I am sure you also know about the "nfsroot" start mode for the network interface, right?

https://github.com/search?q=org%3Ayast+nfsroot+language%3ARuby&type=code&l=Ruby

(just asking)
Comment 14 Per Jessen 2023-08-15 16:36:28 UTC
(In reply to Stefan Hundhammer from comment #13)
> Asking around in the team, the general consensus was that it was never an
> officially supported feature, so it received some degree of support in YaST
> mostly for internal users of the type "need to know what they are doing"
> type. But I guess that type includes you as well. ;-)

Maybe .... 😀 

> I am sure you also know about the "nfsroot" start mode for the network
> interface, right?

Oh yes 😀  YaST also knows about it and would set it correctly, in 15.4 for instance.
Comment 15 Stefan Hundhammer 2023-08-16 14:01:19 UTC
The deeper I look into this, the more I am convinced that the problem is that the list of partitions that are planned to be used is empty. All over the y2log I see an empty list [] where there should be the list of partitions:

> 2023-08-11 09:53:18 <1> heron(5117) [Ruby] modules/SpaceCalculation.rb(EstimateTargetUsage):327 EstimateTargetUsage([])
> 2023-08-11 09:53:18 <3> heron(5117) [Ruby] modules/SpaceCalculation.rb(EstimateTargetUsage):331 Invalid input: []
> 2023-08-11 09:53:18 <1> heron(5117) [Ruby] modules/SpaceCalculation.rb(get_partition_info):692 get_partition_info: part []
> 2023-08-11 09:53:18 <1> heron(5117) [Ruby] modules/SpaceCalculation.rb(GetPartitionInfo):722 INIT done, SpaceCalculation - partitions: []
> 2023-08-11 09:55:11 <1> heron(5117) [Ruby] modules/SpaceCalculation.rb(EstimateTargetUsage):327 EstimateTargetUsage([])
> 2023-08-11 09:55:11 <3> heron(5117) [Ruby] modules/SpaceCalculation.rb(EstimateTargetUsage):331 Invalid input: []
> 2023-08-11 09:55:11 <1> heron(5117) [Ruby] modules/SpaceCalculation.rb(get_partition_info):692 get_partition_info: part []
> 2023-08-11 09:55:11 <1> heron(5117) [Ruby] modules/SpaceCalculation.rb(GetPartitionInfo):722 INIT done, SpaceCalculation - partitions: []
> 2023-08-11 10:04:32 <1> heron(5117) [Ruby] modules/SpaceCalculation.rb(EstimateTargetUsage):327 EstimateTargetUsage([])
> 2023-08-11 10:04:32 <3> heron(5117) [Ruby] modules/SpaceCalculation.rb(EstimateTargetUsage):331 Invalid input: []
> 2023-08-11 10:04:32 <1> heron(5117) [Ruby] modules/SpaceCalculation.rb(get_partition_info):692 get_partition_info: part []
> 2023-08-11 10:04:32 <1> heron(5117) [Ruby] modules/SpaceCalculation.rb(GetPartitionInfo):722 INIT done, SpaceCalculation - partitions: []
> 2023-08-11 10:06:47 <1> heron(5117) [Ruby] modules/SpaceCalculation.rb(EstimateTargetUsage):327 EstimateTargetUsage([])
> 2023-08-11 10:06:47 <3> heron(5117) [Ruby] modules/SpaceCalculation.rb(EstimateTargetUsage):331 Invalid input: []
> 2023-08-11 10:06:47 <1> heron(5117) [Ruby] modules/SpaceCalculation.rb(get_partition_info):692 get_partition_info: part []
> 2023-08-11 10:06:47 <1> heron(5117) [Ruby] modules/SpaceCalculation.rb(GetPartitionInfo):722 INIT done, SpaceCalculation - partitions: []
Comment 16 Stefan Hundhammer 2023-08-16 14:03:09 UTC
But where this information gets lost I haven't found out yet. A comparison of YaST source repositories for relevant parts didn't yield any thing meaningful so far.
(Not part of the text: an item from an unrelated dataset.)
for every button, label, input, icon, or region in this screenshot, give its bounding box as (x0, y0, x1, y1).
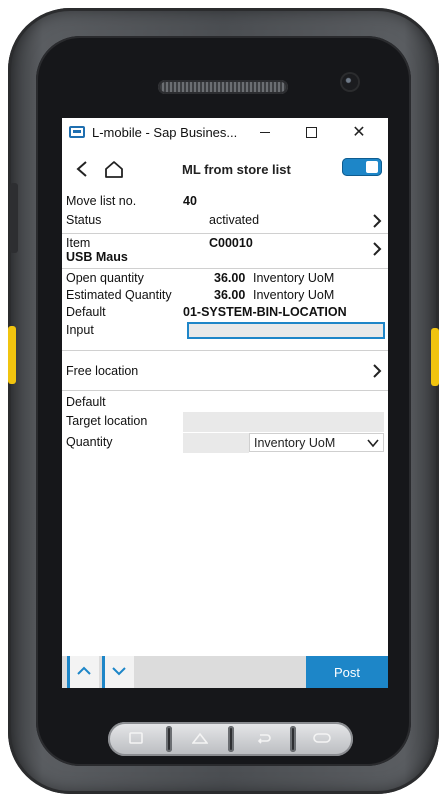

https://github.com/yast/yast-packager/compare/SLE-15-SP4...SLE-15-SP5
https://github.com/yast/yast-installation/compare/SLE-15-SP4...SLE-15-SP5
https://github.com/yast/yast-storage-ng/compare/SLE-15-SP4...SLE-15-SP5

https://github.com/openSUSE/libstorage-ng/compare/SLE-15-SP4...master
Comment 17 Stefan Hundhammer 2023-08-16 14:05:05 UTC
Arvin, does this ring any bells on your side? Where could that NFS share that was planned to be used for the root filesystem get lost?

Even though it was never an officially supported feature, using an NFS root worked in SLE-15-SP4, but no longer in SLE-15-SP5.
Comment 18 Stefan Hundhammer 2023-09-05 08:45:09 UTC
Arvin, this is waiting for your feedback.
Comment 19 Arvin Schnell 2023-09-05 13:43:39 UTC
I was out of office.

Unfortunately I cannot say why the NFS shares get lost. Maybe comparing
logs from 15.4 and 15.5 could help.
Comment 20 Stefan Hundhammer 2023-09-06 12:40:26 UTC
I already did what I could; see comment #16.

There is a limit how much time we can spend on something like this, especially since it was never an official feature to begin with. Sorry.